Als kurzes Fazit bleiben vor allem folgende Punkte festzuhalten: Von den sechs digitalen Versicherern sind lediglich vier der Kategorie „Start-up und Angreifer“ einzuordnen – bei nexible und Friday handelt es sich um Ausgründungen etablierter Versicherer. Wobei sich auch die „echten“ Start-ups Unterstützung und Rat durch die Kooperation mit etablierten Versicherern holen. Element etwa wurde insbesondere bei dem komplexen Prozess der Lizenzbeantragung von der Munich Re unterstützt und ottonova von der mittlerweile als Anteilseigner auftretenden Debeka Versicherung. Allen sechs vorgestellten Versicherern ist gemein, dass die Innovationen vorrangig in der Customer Journey und in den Prozessen zu finden sind und nicht bei den Produkten.

Es bleibt spannend

Ich bin sicher, wir sehen hier aktuell nur die Spitze des Eisbergs. Persönlich erwarte ich in den nächsten zwei bis drei Jahren eine kleinere Welle von digitalen Versicherern mit eigener BaFin-Lizenz, welche die klassische Wertschöpfungskette eines Versicherungsunternehmens vollständig abdecken. Nach einer aktuellen globalen Studie von PwC haben im 2. Quartal 2017 64 Versicherungs-Start-ups eine Finanzierung erhalten. Dabei stieg das Funding auf knapp eine Milliarde Dollar. Geld ist also vorhanden, das ist aber auch nötig, da für den Aufbau einer Versicherung mit BaFin-Lizenz und eigener Risikoverantwortung durchaus einige Millionen Euro alleine an Deckungskapital für potenzielle Schäden aufgebracht werden müssen. Aktuell ist die Produktpalette der neuen Player noch sehr überschaubar, hier bleibt abzuwarten, wie sich die digitalen Angebote weiterentwickeln.

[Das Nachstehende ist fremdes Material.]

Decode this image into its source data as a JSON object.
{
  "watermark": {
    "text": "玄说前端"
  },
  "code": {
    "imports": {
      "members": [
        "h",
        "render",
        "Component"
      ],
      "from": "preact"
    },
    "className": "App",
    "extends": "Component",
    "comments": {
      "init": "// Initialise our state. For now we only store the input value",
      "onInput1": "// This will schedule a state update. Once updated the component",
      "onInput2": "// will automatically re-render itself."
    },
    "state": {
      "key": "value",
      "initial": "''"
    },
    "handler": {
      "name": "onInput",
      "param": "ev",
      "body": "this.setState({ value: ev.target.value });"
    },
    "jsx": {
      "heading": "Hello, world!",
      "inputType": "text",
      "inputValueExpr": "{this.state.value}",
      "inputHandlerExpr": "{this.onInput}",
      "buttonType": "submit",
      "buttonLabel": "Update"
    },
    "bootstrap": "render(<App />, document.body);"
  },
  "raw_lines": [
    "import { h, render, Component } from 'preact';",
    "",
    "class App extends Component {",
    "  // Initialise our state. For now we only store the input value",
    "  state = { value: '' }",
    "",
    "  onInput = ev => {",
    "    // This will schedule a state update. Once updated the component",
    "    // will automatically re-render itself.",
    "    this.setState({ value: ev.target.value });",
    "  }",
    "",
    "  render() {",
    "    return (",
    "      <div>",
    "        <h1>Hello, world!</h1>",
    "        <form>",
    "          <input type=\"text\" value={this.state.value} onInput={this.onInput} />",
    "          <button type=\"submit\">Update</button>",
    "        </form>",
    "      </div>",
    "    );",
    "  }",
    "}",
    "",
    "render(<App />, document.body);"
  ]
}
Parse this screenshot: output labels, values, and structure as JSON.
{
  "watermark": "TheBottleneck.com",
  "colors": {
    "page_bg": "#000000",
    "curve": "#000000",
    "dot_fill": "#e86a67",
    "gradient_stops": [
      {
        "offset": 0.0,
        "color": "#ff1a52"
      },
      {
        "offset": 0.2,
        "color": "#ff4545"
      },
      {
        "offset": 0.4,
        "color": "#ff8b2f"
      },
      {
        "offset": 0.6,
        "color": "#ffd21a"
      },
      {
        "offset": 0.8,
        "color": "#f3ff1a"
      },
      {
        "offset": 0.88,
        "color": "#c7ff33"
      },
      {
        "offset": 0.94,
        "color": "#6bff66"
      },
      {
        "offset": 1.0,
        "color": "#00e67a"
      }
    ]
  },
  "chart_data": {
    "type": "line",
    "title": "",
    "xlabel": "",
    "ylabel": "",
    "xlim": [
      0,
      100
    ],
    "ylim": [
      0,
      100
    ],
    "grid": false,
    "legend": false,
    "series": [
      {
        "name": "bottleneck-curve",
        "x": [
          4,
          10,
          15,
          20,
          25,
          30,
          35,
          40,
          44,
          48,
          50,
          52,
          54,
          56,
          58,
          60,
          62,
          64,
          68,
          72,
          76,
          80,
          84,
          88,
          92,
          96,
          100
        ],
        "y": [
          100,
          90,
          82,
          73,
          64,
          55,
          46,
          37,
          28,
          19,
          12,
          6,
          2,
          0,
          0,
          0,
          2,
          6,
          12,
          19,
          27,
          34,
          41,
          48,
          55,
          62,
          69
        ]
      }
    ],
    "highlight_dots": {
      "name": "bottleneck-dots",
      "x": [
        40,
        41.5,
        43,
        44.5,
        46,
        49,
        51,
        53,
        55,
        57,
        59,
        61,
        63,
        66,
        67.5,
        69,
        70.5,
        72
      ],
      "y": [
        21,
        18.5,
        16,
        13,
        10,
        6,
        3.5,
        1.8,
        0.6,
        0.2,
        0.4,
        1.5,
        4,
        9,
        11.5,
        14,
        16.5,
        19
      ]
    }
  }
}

Für mich ist in dem ganzen Kontext eine der Hauptfragen, wie die neuen Online-Versicherer am Markt ankommen werden – welche Marktanteile sie wirklich erobern können. Einer der Knackpunkte dürfte sein, inwieweit sich potenzielle Kunden mit reinen Online-Prozessen zufriedengeben oder ob auch in diesem Segment zusätzlich nach klassischen Kontakt- und Kommunikationskanälen verlangt wird. Spätestens dann werden die rein digitalen Versicherer in kompetente Mitarbeiter- und Beraterressourcen investieren müssen – mit allen Konsequenzen für die Kostenkalkulation der hinterlegten Produkte. Und dann wird aus dem Turnschuh- im Zweifelsfall sehr schnell ebenfalls ein Anzugsträger.